In curtesie was sette ful moche hire lest.
Hire over lippe wiped she so clene,
That in hire cuppe was no ferthing sene
Of grese, when she dronken hadde hire draught.
Ful semely after hire mete she raught."
One might almost fancy that old Dan Chaucer, the first humorist of modern times, was copying from and slyly poking fun at our friend Robert de Blois and his fine lady.

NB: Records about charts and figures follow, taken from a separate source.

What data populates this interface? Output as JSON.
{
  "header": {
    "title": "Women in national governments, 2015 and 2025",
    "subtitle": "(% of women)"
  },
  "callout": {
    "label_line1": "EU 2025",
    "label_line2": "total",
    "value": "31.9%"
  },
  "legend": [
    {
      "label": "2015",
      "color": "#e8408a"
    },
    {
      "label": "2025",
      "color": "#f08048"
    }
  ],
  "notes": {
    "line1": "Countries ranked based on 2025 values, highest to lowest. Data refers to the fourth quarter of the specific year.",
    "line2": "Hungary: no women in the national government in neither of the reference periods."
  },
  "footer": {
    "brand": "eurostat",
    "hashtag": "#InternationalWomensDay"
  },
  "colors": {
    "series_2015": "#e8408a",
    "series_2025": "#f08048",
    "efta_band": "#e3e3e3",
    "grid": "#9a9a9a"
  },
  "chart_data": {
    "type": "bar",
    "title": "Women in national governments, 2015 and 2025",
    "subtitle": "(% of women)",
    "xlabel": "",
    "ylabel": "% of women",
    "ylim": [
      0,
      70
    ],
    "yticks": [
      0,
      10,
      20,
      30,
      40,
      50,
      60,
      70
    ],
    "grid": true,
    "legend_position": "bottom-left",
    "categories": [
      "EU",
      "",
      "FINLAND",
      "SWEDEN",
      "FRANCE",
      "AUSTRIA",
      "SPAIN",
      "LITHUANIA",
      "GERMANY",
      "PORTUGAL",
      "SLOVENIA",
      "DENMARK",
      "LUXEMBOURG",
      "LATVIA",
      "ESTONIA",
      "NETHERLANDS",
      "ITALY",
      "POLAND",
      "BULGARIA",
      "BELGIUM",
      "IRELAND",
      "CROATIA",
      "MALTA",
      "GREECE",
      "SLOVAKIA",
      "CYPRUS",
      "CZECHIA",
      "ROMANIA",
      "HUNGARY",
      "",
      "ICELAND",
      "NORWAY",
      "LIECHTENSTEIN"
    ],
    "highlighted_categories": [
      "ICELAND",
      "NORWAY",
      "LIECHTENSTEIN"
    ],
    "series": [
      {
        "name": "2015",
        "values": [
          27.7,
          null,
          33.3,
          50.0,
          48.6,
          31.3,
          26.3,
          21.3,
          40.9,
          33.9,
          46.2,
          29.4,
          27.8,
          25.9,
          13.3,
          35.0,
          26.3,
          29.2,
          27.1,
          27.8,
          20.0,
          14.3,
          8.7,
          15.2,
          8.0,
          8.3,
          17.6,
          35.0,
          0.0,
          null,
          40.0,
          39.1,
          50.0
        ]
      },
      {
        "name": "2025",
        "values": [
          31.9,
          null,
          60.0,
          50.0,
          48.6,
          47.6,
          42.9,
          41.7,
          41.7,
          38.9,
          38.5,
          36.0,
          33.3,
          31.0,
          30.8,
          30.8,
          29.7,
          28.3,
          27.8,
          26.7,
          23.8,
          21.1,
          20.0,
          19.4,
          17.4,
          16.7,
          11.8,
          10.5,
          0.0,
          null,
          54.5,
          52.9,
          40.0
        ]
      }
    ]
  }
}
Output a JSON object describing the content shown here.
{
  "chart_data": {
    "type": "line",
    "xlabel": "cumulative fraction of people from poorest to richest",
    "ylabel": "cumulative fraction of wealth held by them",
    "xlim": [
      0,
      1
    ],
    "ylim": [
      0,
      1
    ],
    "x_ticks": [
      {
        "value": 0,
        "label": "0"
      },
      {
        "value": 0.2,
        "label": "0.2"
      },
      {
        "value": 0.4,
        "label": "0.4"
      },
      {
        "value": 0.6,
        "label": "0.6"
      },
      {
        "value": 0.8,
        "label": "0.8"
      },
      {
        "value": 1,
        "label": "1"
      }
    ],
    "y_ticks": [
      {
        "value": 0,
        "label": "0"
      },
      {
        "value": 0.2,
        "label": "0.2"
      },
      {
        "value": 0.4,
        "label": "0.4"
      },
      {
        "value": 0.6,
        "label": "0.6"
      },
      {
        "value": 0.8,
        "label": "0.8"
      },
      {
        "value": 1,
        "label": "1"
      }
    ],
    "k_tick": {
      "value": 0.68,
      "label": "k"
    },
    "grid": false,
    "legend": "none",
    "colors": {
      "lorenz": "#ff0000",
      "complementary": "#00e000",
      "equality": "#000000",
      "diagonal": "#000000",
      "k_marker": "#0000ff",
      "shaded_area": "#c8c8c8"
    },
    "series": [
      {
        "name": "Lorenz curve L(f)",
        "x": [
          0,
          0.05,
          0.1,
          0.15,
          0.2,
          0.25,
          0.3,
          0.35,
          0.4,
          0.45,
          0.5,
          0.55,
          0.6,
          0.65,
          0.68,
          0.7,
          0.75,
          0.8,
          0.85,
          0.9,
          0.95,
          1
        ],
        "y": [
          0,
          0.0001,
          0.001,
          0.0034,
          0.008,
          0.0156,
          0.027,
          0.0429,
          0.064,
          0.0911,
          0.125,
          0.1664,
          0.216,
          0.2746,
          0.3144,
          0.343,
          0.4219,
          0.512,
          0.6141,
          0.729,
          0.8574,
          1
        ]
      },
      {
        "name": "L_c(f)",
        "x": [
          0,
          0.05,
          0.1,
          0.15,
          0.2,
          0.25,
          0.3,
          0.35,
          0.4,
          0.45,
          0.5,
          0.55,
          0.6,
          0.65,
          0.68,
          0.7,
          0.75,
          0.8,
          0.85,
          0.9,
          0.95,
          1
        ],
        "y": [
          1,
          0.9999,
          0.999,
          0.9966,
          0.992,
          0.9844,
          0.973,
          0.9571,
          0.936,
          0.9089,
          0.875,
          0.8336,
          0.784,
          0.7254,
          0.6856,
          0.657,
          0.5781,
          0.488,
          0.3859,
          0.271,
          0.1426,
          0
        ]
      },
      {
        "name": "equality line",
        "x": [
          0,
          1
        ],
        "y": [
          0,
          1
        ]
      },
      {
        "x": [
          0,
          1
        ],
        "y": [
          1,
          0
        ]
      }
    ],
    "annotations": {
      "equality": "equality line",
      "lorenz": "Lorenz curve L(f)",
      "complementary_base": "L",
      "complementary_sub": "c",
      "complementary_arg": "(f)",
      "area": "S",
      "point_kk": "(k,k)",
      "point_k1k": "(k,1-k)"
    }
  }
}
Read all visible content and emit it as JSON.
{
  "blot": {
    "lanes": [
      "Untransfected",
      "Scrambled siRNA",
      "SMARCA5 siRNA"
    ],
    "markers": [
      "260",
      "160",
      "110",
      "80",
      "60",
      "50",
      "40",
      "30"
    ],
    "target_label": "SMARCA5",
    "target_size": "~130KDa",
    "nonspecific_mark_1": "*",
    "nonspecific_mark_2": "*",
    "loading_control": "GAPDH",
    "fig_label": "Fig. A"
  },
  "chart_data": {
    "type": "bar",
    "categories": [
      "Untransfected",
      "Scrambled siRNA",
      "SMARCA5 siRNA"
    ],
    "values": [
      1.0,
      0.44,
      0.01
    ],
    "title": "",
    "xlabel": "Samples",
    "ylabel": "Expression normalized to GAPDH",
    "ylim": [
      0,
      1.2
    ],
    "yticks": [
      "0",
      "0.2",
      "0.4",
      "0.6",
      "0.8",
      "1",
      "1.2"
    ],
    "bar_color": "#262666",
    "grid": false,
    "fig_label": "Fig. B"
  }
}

"Quant mengie eurent, si laverent.
Li menestrel dont en alerent
Cascuns à son mestier servir."
(When they had eaten, they washed their hands; then the minstrels began, each doing that which he could do best.) The tables cleared, the guests, the ladies not excepted, watched the tricks of the jugglers and tumblers, listened to the minstrels, or told tales, nearly all of which were horribly coarse. Sometimes brawls followed the too free use of wine, as one romance tells us "you might see them throw at each other cheeses, and big quartern-loaves, and hunks of meat, and sharp steel knives." But sometimes the ladies strolled off into the gardens and played games--blindman's-buff, or frog-in-the-middle, or the like--or sang to the harp, or sewed. A great deal of time, indeed, was spent out of doors, not only in the gentler field sports, such as hawking, in which ladies participated, but also in the mere routine of daily life. In the romances many a scene of revelry as well as of love making takes place under the trees; and the ladies are not always idling away their time, either; for we find them spinning, embroidering, or at least making garlands of flowers. We have a pretty picture in the Roman de la Violette of a burgher's daughter "who sat in her father's chamber, working a stole and amice in silk, with care and skill, and embroidering upon her work many a little cross and star, singing the while this spinning song (chanson à toile)."